I personally don’t think that sort of tactic is a very good idea, first of all because cold calls tend to bring out cold clients (do you really want to serve someone who only cares about cheap?). In addition, businesses built around a cold-contacting sales machine may even be taking advantage of their sales employees, something I’ve witnessed myself in the past.
But I’m going to give some tips anyway, because if your job is cold-contacting people, you deserve all the breaks you can get. I did that sort of thing long ago and it really, really sucks.
The tips:
- People usually know what’s wrong with their existing website
- People are not hiring a website. They’re hiring a person to build a website.
- Do they know you?
- Do they trust you?
- If not, it does not matter how bad their current website is.
- Demonstrate that you actually care.
- Know their existing website
- Get an idea of things like upcoming events: For example, are they busy preparing for an upcoming gala or fundraising activity?
- If you only have a few minutes (in-person contact or medium-length phone call), your failure rate is going to be really high.
- If you only have a few seconds (email or brief phone call), your failure rate is going to be really, really high. Just understand that and accept it as normal.
- No single sales tip will work with everyone, so you should find out what tends to work for you given a group of people.
- If you only have a few seconds (email or brief phone call), your failure rate is going to be really, really high. Just understand that and accept it as normal.
- Experiment
- Try doing a couple minutes of website-research (reading their website) for one set of potential customers, then try doing 10 minutes of the same research for another set (for a set size around 20-30)
- How did the results compare?
- Did you notice any difference?
- Try contacting customers of a specific field. Get to know that one field very well. Know what they need to sell, and how to sell it.
- Try listening and asking questions more than you normally do.
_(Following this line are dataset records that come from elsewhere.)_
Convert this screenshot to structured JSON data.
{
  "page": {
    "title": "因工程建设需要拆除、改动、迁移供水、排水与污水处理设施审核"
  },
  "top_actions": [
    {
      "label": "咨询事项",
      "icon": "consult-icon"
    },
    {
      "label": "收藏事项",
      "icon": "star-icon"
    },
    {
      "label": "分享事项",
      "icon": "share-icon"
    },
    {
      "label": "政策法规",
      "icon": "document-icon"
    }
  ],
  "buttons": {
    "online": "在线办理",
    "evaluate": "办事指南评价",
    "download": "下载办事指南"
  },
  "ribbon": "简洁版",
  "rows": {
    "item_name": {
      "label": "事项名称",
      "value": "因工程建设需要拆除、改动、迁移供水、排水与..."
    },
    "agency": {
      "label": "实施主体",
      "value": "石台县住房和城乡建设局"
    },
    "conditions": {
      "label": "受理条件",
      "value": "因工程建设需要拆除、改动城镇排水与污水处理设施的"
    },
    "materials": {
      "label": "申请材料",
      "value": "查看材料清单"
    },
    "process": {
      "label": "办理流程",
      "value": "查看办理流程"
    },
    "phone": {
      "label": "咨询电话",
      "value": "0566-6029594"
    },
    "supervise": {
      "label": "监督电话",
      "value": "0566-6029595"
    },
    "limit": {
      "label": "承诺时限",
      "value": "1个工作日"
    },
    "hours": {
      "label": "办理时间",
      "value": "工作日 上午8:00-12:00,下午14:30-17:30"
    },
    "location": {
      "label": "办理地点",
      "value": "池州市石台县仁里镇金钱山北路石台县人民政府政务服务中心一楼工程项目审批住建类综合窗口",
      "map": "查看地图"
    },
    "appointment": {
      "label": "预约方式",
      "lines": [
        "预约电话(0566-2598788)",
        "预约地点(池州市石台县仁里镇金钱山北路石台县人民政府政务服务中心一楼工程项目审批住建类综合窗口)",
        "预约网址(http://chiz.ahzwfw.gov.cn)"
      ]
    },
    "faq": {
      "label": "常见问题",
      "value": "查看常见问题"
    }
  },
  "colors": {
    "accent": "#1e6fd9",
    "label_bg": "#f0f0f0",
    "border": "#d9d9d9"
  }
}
- Try to be candid about your weaknesses. For example, “I’m new to your culture and I have a funny accent, so I’m sorry if this is unusual. But looking over your website, I had some ideas for you. Your peer organizations are doing outreach using website features like X or Y, have you thought of doing those things with your website?”
- Try doing a couple minutes of website-research (reading their website) for one set of potential customers, then try doing 10 minutes of the same research for another set (for a set size around 20-30)
- Everyone is selling something. What does the customer need to sell, and how can you help them sell it? Can you figure that out before you talk to them?
- Remember: You must actually care. If you don’t care, you will seem like a sales robot. If you do care, it will show in your communication.
- If your sales organization has really bad performance metrics, like number of sales calls per hour, ask around and find a place that doesn’t do that. They are shooting themselves in the foot.